Westchnęłam i zerknęłam w stronę lustra, był następny dzień i po śniadaniu miałam iść na swoją zmianę. Ubrałam strój pielęgniarki, ale kiepsko się w nim czułam. Jesteśmy w szkole... Na co mi taki strój? Nie lepiej ubierać się w wygodne ubrania?

Nie mogąc nic zrobić, chwyciłam fartuch lekarski i nałożyłam by nikt nie pomyślał, że biegam po szkole w kolorowych dresach.

Weszłam do jadalni i zobaczyłam profesora Hamiltona. Raczej nie mogę się teraz wycofać, prawda?

Podeszłam do kawiarenki i chwyciłam kubek by nalać sobie kawy. Nie mogłam się powstrzymać i co chwilę zerkałam w stronę profesora. Popijał swoją kawę kompletnie nie zwracając uwagi na to, że profesor Agnes coś do niego mówi.

Musiałam przyznać, że był przystojny. Taki zaniedbany, a jednocześnie zadbany tajemniczy facet? Nie... Nie mogę mówić, że jest zaniedbany, ponieważ ma brodę i długie włosy. To, że różni się od mojego męża nie znaczy, że jest gorszy.

Ma swój styl i tyle. Nie wszyscy mężczyźni są gładcy na twarzy.

Nagle spojrzał na mnie i zrobiłam wielkie oczy.

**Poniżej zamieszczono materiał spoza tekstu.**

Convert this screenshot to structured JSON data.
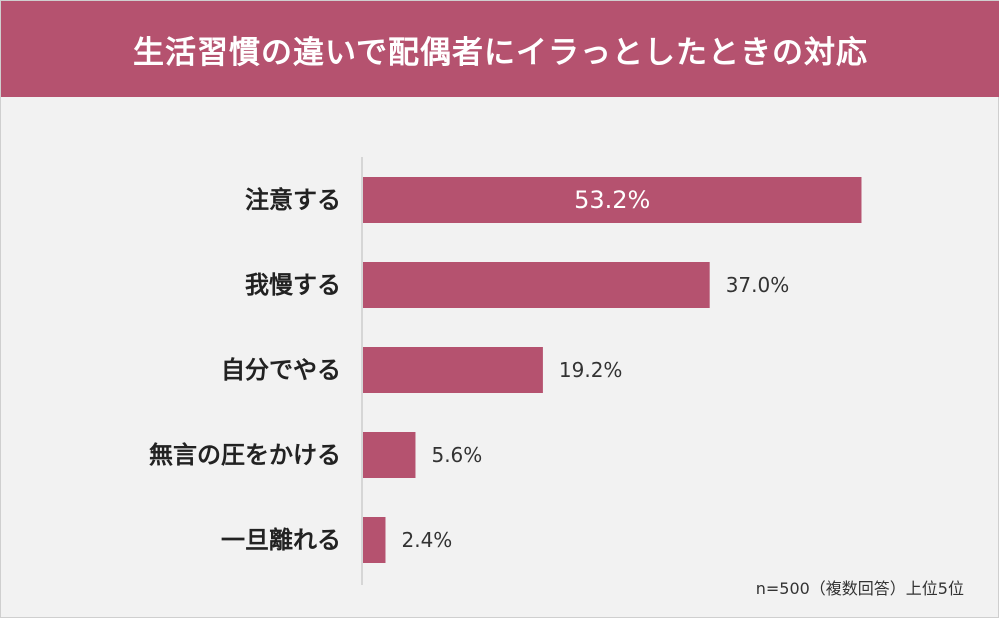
{
  "chart_data": {
    "type": "bar",
    "orientation": "horizontal",
    "title": "生活習慣の違いで配偶者にイラっとしたときの対応",
    "categories": [
      "注意する",
      "我慢する",
      "自分でやる",
      "無言の圧をかける",
      "一旦離れる"
    ],
    "values": [
      53.2,
      37.0,
      19.2,
      5.6,
      2.4
    ],
    "value_labels": [
      "53.2%",
      "37.0%",
      "19.2%",
      "5.6%",
      "2.4%"
    ],
    "unit": "%",
    "xlim": [
      0,
      100
    ],
    "grid": false,
    "legend": "none",
    "bar_color": "#b5526f",
    "note": "n=500（複数回答）上位5位"
  },
  "colors": {
    "header_bg": "#b5526f",
    "page_bg": "#f2f2f2",
    "axis_line": "#cccccc"
  }
}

Wiedział, że tu jestem i dopiero teraz na mnie patrzy?!

-Wylewasz kawę. – Usłyszałam obok siebie głos Oliviera i spojrzałam na kubek, który trzymałam.

-Kurde! – Krzyknęłam odkładając kawiarkę. Tak byłam zajęta przyglądaniu się profesorowi, że nie zauważyłam, że zaczęłam przelewać kawę.

-Zdarza się. – Stwierdził Olivier który razem ze mną zaczął wycierać serwetkami bałagan, który narobiłam.

Hamilton na pewno to widział... Oczywiście, że tak! Przecież patrzył prosto na mnie! Teraz pewnie myśli, że nie potrafię sobie nalać kawy, albo co gorsza, pomyśli, że mam jakąś obsesję na jego punkcie i go obserwuje. A tak nie jest... Ja tylko podziwiałam jego egzotyczną jak dla mnie urodę? Na pewno nie myślałam o tym jakie to uczucie jest go całować... Ale chyba teraz o tym pomyślałam... No bo czy ta broda by mnie drapała? Chyba tak... Ale czy by mi się to spodobało? A jeśli... A jeśli chciałby... Tam na dole... To... Boże, o czym ja myślę!

-O czym myślisz? – Spytał Oliver i spojrzałam na niego zaskoczona. – Przestałaś wycierać i tępo wpatrywałaś się w ścianę. – Wyjaśnił.

-Robię z siebie idiotkę... - Wymamrotałam pod nosem. – Chyba nie jestem głodna... - Skończyłam sprzątać i chwyciłam banana by nikt nie pomyślał, że weszłam tu tylko by rozlać kawę i wyszłam.

Muszę przestać myśleć o Hamiltonie! To źle się dla mnie skończy!



Przez cały dzień miałam spokój. Zero Hamiltona, mój mąż także był zajęty sobą. Tylko ja, dzieciaki i brudne dłonie od długopisu. Tysiąc razy sprawdzałam czy wszystko dobrze zapisuje i jakoś ten dzień minął.

Zjadłam szybką kolacje i właśnie wracałam do siebie by wziąć kąpiel i pójść spać.

-Myślałem, że będziesz ze swoim mężem! – Zawołał Olivier z drugiego końca korytarza.